I see the charity world and corporate world increasingly crashing together in the future. Social enterprise is no longer local community projects, it’s a huge trend that’s here to stay. CSR (corporate social responsibility) has gone from a nice thing to do to a must do.
Is this the first business you’ve started or have you always had an entrepreneurial streak?
I started at 7, maybe before! I was in trouble at school a lot and left being voted ‘most likely to end up a millionaire or in prison’. From 12 was always sourcing products online from China to sell at school, uni or on eBay and then set up an events business at 17.
Although I was an entrepreneur from 7, I was only supported and encouraged truly once I left university and got on new entrepreneurs foundation (NEF).
I think entrepreneurial education needs to be improved which is what my other current social enterprise start up (Start up box) looks to address.
We are building an online platform to address the biggest issues in enterprise skills with 10-15 year olds.
Did you ever consider a more ‘typical’ graduate career path?
I ‘considered’ it, but I always knew I wanted to work for myself. I found NEF on the milk round when searching for jobs and knew instantly it was the perfect next step for me.
I did work for Virgin for a bit and I think it is good to get some experience in a big company, but I’m glad it wasn’t too long to get too comfortable.
Being focused on entrepreneurship I know I need to get comfortable with being uncomfortable, with no idea what will happen in a year, month or even a week!
Are there useful skills that you learnt at Birmingham that you use day to day now?

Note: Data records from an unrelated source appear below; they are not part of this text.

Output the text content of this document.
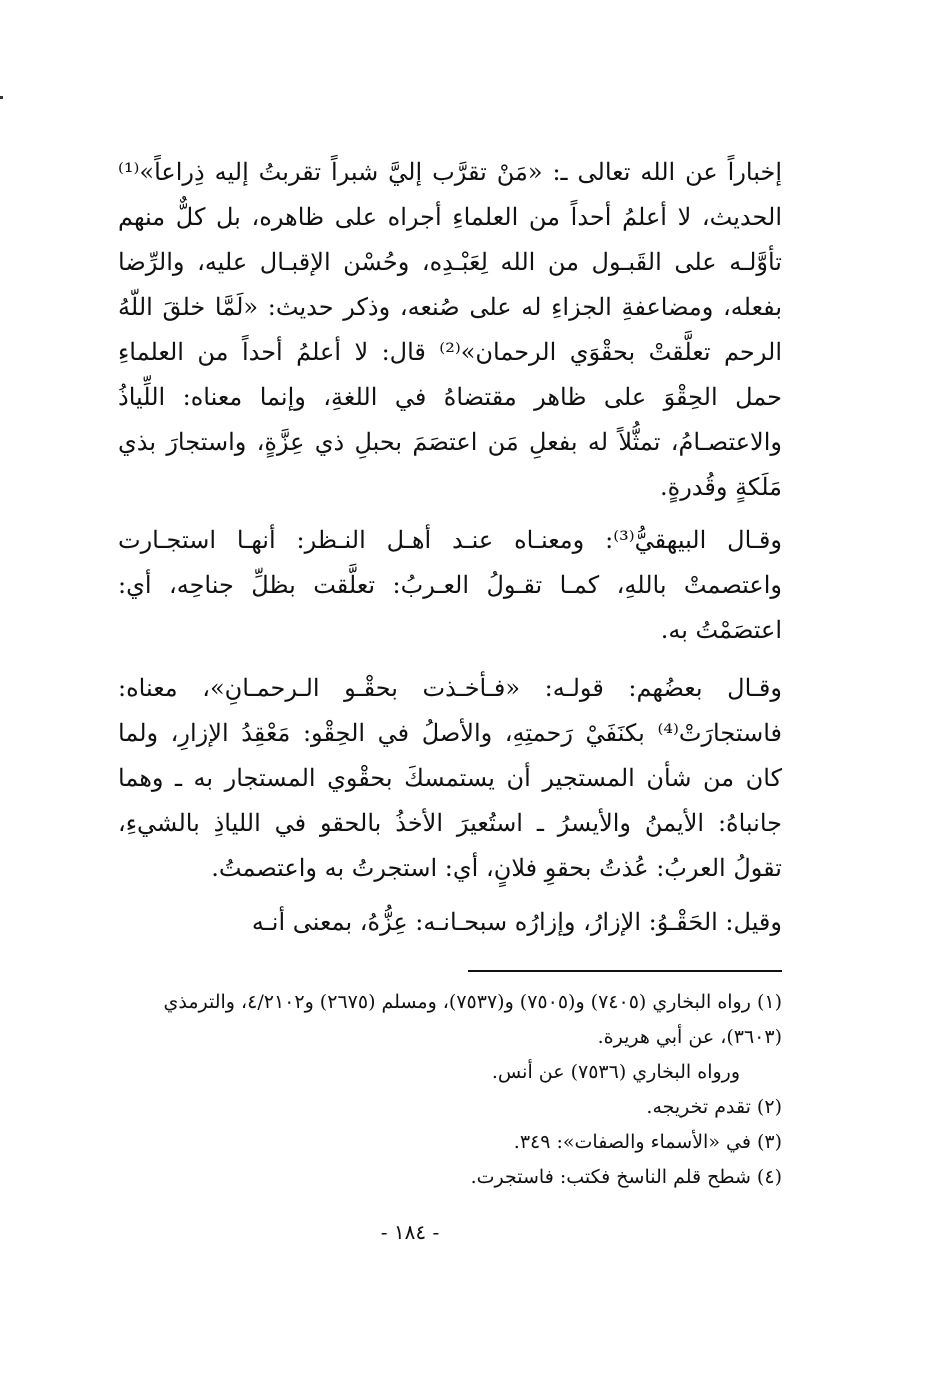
إخباراً عن الله تعالى ـ: «مَنْ تقرَّب إليَّ شبراً تقربتُ إليه ذِراعاً»⁽¹⁾ الحديث، لا أعلمُ أحداً من العلماءِ أجراه على ظاهره، بل كلٌّ منهم تأوَّلـه على القَبـول من الله لِعَبْـدِه، وحُسْن الإقبـال عليه، والرِّضا بفعله، ومضاعفةِ الجزاءِ له على صُنعه، وذكر حديث: «لَمَّا خلقَ اللّهُ الرحم تعلَّقتْ بحقْوَي الرحمان»⁽²⁾ قال: لا أعلمُ أحداً من العلماءِ حمل الحِقْوَ على ظاهر مقتضاهُ في اللغةِ، وإنما معناه: اللِّياذُ والاعتصـامُ، تمثُّلاً له بفعلِ مَن اعتصَمَ بحبلِ ذي عِزَّةٍ، واستجارَ بذي مَلَكةٍ وقُدرةٍ.

وقـال البيهقيُّ⁽³⁾: ومعنـاه عنـد أهـل النـظر: أنهـا استجـارت واعتصمتْ باللهِ، كمـا تقـولُ العـربُ: تعلَّقت بظلِّ جناحِه، أي: اعتصَمْتُ به.

وقـال بعضُهم: قولـه: «فـأخـذت بحقْـو الـرحمـانِ»، معناه: فاستجارَتْ⁽⁴⁾ بكنَفَيْ رَحمتِهِ، والأصلُ في الحِقْو: مَعْقِدُ الإزارِ، ولما كان من شأن المستجير أن يستمسكَ بحقْوي المستجار به ـ وهما جانباهُ: الأيمنُ والأيسرُ ـ استُعيرَ الأخذُ بالحقو في اللياذِ بالشيءِ، تقولُ العربُ: عُذتُ بحقوِ فلانٍ، أي: استجرتُ به واعتصمتُ.

وقيل: الحَقْـوُ: الإزارُ، وإزارُه سبحـانـه: عِزُّهُ، بمعنى أنـه

(١) رواه البخاري (٧٤٠٥) و(٧٥٠٥) و(٧٥٣٧)، ومسلم (٢٦٧٥) و٤/٢١٠٢، والترمذي (٣٦٠٣)، عن أبي هريرة.

ورواه البخاري (٧٥٣٦) عن أنس.

(٢) تقدم تخريجه.

(٣) في «الأسماء والصفات»: ٣٤٩.

(٤) شطح قلم الناسخ فكتب: فاستجرت.

- ١٨٤ -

There are a few things I’ve picked up that stick with me, for example on my course I recall learning about services marketing and the ways in which brands can over promise under deliver. I recall this strongly in how we do our packaging and communication and strive to under promise and over deliver. I want to make buying our socks -traditionally a mundane and dull product – a great experience. Put a lot of emphasis on the small things, and its great to see the number of returning customers.
Another big part of being at Birmingham for me was playing for the Lions American Football team! The ethos and attitude that coach Wayne Hills instilled in us to “do things better than ever done before” is an attitude I kept throughout developing Stand4. We are in a very competitive market but are always striving to do things better than have been done before, from product, concept, packaging, customer service. I am never concerned when people tell me what other brands are doing – I feel the way we are doing it is far better and the focus is on us,
How do you feel about your Great British Social Entrepreneur of the Year award?
Awkward! Although I have gone ‘all in’ on such a wacky idea, we only just launched recently and it’s amazing to be recognised in such a way. I often get criticised for saying ‘we’ whenever I talk about Stand4, but I feel it very much isn’t just me involved, and thus it’s a credit to all the people who have been part of this process from our charity partners, manufacturer and even customers. This wacky idea of colourful socks changing the world might actually not be the joke a lot of people originally saw it as! We are very much only just getting starting and next year will be some very big developments – this is a great grounding!
What are the next steps for the business and for you?
Some extremely exciting product developments, from sport socks to sox-cription. We also have other product lines we are expanding into, putting attention into the B2B space, corporate gifting and organisations like universities to raise awareness, funds and change.
We also have three crowdfunding campaigns in 2016 and I am also hoping to also launch my second social enterprise Start up box – which has a purpose very close to my heart of encouraging entrepreneurship into young people.